I’ve seen it. People I know have been there. (I was always too paranoid to do it, even if it meant I was going without the meds that kept my foot from being one giant blister.) And while there needs to be some reform to the system, griping when a guy buys a Twinkie—wait, those don’t exist…OK, an apple pie—and a Red Bull instead of some celery and a bit of meat? That solves nothing.
What people do not seem to realize is that SNAP benefits—the formal name for the Supplemental Nutrition Assistance Program, formerly known as food stamps—are not meant to be the sole source of food. They’re there as much needed assistance—as I said earlier, you don’t live on minimum wage you scrape.
“But Rai!” I hear you say. “Why would a single woman even need such things?”
I’ll tell you!
Congratulations! You’re me on payday! You skip into the building to pick up your paycheck (Let’s call it weird and say that you have the day off for some unknown reason). Timing couldn’t be better, since rent’s also due this week (we’ll assume the beginning of the month). You open the envelope to discover that you have—oh, generous hours—$360 to work with. Sounds nice, right? Keep in mind that this is an atypical check. Maybe the great Dogakittenspacewestern Con was in town.
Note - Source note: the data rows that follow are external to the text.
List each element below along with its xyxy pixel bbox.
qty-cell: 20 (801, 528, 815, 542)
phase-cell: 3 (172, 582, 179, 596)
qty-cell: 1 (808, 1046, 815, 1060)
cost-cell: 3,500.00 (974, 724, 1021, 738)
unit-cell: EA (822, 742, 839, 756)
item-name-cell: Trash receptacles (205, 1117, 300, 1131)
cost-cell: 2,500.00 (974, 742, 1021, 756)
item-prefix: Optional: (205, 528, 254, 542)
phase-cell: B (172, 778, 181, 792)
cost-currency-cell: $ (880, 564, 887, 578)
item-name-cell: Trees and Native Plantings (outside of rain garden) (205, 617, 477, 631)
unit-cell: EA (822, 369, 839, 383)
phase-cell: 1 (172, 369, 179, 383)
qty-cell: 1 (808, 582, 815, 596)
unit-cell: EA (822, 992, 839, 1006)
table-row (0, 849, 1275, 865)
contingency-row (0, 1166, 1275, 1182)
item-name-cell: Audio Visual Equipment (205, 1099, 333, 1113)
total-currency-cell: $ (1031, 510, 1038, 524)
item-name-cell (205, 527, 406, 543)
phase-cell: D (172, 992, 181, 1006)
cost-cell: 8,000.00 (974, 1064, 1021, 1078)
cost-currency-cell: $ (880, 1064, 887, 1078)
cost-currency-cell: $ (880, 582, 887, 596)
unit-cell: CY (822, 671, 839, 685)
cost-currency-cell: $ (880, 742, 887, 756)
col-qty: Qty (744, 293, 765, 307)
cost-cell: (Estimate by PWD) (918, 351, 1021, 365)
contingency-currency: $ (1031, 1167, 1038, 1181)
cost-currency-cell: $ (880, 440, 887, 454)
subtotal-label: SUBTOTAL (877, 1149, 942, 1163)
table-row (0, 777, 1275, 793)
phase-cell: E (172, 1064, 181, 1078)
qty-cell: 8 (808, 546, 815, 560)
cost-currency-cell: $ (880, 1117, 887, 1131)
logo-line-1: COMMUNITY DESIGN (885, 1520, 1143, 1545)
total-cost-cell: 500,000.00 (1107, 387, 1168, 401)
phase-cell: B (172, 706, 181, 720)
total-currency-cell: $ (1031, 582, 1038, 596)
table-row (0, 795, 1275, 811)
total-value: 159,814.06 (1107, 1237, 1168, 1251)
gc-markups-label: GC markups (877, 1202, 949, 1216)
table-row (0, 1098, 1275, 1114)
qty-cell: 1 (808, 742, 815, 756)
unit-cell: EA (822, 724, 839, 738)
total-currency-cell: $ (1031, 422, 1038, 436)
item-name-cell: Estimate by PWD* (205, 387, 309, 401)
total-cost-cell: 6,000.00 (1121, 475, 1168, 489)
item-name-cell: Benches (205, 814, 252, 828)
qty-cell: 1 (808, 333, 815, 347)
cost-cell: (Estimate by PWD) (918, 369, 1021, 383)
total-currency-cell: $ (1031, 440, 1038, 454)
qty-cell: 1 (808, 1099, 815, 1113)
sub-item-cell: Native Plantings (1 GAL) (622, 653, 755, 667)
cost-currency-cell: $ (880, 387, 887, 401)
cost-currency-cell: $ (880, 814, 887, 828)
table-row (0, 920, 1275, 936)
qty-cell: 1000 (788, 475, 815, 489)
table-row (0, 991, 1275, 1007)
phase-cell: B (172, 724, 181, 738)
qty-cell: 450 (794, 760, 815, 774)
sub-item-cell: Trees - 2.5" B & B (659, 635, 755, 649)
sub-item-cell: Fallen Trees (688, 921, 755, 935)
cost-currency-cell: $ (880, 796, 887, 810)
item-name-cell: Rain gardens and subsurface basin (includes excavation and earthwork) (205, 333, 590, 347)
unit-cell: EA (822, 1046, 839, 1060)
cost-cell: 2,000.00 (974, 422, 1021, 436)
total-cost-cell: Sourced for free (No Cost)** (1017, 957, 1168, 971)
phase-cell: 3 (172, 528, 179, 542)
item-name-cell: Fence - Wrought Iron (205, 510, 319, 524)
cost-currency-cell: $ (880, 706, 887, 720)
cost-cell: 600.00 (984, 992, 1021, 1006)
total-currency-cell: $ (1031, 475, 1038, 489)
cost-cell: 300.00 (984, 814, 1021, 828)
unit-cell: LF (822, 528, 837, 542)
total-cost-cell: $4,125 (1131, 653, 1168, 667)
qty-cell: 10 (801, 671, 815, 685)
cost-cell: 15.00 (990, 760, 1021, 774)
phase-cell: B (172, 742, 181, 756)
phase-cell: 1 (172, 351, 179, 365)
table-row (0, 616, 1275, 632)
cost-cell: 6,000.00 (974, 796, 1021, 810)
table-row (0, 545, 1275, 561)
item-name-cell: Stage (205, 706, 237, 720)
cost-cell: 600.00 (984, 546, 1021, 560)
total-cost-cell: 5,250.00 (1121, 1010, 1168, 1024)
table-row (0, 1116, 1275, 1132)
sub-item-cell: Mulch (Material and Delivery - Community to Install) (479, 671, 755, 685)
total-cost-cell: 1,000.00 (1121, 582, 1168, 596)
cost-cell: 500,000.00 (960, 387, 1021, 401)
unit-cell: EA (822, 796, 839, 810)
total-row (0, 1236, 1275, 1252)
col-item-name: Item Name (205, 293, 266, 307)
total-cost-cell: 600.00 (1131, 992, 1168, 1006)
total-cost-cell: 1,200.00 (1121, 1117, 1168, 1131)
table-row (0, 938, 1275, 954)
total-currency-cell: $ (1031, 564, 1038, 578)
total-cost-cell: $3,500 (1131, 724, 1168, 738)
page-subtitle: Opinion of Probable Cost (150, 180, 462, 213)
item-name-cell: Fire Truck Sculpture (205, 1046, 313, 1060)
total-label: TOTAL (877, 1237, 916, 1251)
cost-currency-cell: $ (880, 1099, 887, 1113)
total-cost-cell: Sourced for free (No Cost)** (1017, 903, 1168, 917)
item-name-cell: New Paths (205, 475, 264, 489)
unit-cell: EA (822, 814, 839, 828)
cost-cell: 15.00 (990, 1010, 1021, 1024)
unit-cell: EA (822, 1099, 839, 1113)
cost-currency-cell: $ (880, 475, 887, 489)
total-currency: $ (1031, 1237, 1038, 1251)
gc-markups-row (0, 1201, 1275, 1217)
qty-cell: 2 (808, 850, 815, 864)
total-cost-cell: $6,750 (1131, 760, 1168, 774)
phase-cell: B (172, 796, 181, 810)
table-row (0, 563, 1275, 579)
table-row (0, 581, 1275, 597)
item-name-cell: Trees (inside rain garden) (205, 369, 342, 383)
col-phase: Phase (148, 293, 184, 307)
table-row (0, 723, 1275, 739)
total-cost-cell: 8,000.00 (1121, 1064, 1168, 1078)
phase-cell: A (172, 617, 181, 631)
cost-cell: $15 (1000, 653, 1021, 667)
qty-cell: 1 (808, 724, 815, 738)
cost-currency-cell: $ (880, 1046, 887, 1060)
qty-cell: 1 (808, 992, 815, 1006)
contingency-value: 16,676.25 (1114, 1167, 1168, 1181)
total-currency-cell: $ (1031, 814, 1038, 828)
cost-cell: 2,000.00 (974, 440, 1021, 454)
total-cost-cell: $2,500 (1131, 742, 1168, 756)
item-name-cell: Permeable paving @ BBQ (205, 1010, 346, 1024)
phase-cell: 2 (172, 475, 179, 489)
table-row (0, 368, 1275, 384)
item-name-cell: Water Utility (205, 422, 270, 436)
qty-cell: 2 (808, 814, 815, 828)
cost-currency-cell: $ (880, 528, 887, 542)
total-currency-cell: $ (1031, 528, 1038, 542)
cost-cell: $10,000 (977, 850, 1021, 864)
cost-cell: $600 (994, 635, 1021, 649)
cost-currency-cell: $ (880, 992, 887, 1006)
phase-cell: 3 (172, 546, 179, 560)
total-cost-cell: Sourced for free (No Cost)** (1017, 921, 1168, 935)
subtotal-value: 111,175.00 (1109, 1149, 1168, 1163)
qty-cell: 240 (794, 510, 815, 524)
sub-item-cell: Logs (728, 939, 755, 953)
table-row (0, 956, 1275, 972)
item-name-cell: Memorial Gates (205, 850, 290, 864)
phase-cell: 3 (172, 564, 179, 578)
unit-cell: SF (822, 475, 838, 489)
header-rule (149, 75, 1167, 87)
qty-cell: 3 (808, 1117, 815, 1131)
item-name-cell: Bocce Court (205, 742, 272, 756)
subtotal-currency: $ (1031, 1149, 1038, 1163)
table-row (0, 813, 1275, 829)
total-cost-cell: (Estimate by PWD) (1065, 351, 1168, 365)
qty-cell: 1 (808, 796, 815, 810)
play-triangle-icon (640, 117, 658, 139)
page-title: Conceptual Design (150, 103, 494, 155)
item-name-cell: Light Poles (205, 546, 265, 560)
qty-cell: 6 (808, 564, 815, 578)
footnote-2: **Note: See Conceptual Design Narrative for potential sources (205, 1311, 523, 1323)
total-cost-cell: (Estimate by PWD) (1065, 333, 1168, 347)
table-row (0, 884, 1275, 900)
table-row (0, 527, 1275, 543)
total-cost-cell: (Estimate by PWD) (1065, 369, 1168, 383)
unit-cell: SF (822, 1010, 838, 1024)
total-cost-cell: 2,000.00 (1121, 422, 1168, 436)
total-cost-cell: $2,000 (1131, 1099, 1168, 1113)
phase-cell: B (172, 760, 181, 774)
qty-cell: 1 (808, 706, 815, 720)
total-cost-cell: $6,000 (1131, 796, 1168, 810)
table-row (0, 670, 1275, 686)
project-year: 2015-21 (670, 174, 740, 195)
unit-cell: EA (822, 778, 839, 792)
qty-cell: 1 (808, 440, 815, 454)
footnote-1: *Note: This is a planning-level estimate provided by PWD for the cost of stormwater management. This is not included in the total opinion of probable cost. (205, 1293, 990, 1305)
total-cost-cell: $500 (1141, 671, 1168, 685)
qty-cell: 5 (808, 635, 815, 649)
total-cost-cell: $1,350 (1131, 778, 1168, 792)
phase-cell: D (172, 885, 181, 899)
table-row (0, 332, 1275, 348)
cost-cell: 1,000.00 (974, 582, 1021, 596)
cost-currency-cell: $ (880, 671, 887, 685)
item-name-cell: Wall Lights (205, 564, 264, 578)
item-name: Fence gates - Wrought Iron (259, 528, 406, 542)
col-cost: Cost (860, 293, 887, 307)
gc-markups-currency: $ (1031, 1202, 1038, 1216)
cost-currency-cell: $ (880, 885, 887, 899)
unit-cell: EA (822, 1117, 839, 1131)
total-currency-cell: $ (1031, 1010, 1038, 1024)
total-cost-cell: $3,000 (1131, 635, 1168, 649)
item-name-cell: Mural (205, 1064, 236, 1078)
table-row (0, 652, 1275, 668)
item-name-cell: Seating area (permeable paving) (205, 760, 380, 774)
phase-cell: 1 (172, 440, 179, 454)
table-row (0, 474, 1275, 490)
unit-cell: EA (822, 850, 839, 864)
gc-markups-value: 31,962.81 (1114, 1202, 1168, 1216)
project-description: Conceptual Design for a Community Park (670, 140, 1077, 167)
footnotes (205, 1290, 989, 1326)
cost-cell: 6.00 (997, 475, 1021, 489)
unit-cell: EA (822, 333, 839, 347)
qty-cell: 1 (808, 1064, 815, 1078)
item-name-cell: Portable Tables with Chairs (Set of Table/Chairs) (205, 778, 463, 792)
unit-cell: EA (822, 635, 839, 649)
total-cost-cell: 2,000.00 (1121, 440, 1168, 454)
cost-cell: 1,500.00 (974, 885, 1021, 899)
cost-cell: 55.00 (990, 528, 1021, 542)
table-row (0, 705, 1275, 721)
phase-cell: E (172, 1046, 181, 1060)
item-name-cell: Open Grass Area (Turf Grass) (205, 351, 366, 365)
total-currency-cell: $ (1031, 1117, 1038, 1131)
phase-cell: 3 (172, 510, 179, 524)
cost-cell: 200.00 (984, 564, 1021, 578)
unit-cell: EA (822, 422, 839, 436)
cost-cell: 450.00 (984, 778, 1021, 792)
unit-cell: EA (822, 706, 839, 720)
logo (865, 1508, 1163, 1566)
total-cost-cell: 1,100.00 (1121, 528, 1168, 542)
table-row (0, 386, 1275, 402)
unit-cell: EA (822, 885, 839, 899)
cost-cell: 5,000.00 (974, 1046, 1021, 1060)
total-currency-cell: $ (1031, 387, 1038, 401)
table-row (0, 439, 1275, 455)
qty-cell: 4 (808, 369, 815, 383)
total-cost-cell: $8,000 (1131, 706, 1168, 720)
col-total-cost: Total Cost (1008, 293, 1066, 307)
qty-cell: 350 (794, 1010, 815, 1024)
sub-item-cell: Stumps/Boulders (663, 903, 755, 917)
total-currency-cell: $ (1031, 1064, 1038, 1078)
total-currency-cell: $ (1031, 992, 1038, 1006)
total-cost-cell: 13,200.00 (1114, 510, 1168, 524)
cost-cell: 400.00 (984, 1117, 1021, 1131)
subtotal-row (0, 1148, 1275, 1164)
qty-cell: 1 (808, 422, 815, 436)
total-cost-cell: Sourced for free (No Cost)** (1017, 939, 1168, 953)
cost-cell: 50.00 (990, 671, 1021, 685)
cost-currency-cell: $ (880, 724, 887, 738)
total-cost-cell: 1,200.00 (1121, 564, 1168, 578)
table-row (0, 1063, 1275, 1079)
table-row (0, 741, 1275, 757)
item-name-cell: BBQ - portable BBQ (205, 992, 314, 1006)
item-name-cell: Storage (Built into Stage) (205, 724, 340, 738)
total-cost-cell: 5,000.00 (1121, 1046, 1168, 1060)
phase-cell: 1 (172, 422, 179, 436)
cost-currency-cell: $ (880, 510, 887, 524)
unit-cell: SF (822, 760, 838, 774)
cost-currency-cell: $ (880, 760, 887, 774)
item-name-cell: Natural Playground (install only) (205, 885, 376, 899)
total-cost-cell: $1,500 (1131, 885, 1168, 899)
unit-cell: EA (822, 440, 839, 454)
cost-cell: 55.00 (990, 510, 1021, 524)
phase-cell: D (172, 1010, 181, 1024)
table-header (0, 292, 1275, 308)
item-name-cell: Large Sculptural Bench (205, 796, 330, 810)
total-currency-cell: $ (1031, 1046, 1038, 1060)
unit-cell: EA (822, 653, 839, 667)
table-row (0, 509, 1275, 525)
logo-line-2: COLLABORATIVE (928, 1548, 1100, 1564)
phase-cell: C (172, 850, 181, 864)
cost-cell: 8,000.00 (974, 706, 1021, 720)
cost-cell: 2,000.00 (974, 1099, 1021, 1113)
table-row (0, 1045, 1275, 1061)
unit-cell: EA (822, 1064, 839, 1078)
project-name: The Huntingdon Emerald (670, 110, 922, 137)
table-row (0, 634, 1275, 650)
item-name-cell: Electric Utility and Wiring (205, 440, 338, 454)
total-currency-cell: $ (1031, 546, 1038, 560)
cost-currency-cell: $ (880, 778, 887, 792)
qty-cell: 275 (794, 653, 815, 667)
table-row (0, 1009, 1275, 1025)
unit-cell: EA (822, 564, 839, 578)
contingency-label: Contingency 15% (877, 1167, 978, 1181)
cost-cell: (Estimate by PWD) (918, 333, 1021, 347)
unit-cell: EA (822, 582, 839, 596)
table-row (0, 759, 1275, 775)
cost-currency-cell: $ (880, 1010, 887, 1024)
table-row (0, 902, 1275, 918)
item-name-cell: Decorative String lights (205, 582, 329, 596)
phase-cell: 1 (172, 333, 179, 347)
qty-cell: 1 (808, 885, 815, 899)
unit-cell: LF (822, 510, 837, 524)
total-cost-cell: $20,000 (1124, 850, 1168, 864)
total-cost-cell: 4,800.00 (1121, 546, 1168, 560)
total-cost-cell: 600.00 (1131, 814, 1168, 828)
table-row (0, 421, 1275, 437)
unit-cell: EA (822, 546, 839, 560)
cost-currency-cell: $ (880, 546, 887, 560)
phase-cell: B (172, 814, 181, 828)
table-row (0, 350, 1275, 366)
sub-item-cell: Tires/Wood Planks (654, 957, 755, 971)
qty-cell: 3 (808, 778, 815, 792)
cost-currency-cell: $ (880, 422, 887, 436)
Got the check still? Good. Let’s run along, shall we, to the bank/grocer. You deposit the whole damn thing, because you’re paranoid about losing cash. All transactions will be on a card now.
- Your rent’s due! That’s $170. But there’s a $5 service fee for the secured money order. You’re down to $185 now—which hurts, and you try not to think about that as you put the rent money order in your wallet.
- A text message pops off—your phone bill is due in four minutes (ok, maybe an exaggeration, but it IS due that day). You reply to the message and pay the bill—the dollar sign with wings flies off of your screen as $61 leaves your clutches. You’re down to $124, now.
- Did you remember the bus pass? If not, now’s the only time you’ve got! For a month, that’s $72 bucks! You now have $52 to work with. Now the only thing left--
- --is light bill—oh. Wait. You’re four bucks short, actually. If it wasn’t for the fact that you put that $5 from your tips in with the paycheck, you wouldn’t be able to pay that $58 bastard.
You begin the month on a loss, therefore, before you’ve bought so much as a bag of chips and a bottle of vitamin c-fortified punch to keep your blood sugar from dragging its busted-up legs across the ground just to beg you for a morsel.
…you’d be screwed if it wasn’t for that program now.
Next paycheck is more forgiving—you have paid off the biggest bills—but it would’ve been dicey.
Now keep in mind that there are people who want to discontinue this program. All because they got cheesed off that someone bought something that wasn’t leafy green with their benefits/assistance.
Go ahead. Discontinue. Opt out. But what the HELL am I supposed to do?
Don’t pass blanket judgements based on one person. You don’t know what they’re coming from, what they’re trying to do. The guy who just bought Doritos and Monster Zero-Cal Energy Drink on his card might’ve just spent the last of his cash on his meds.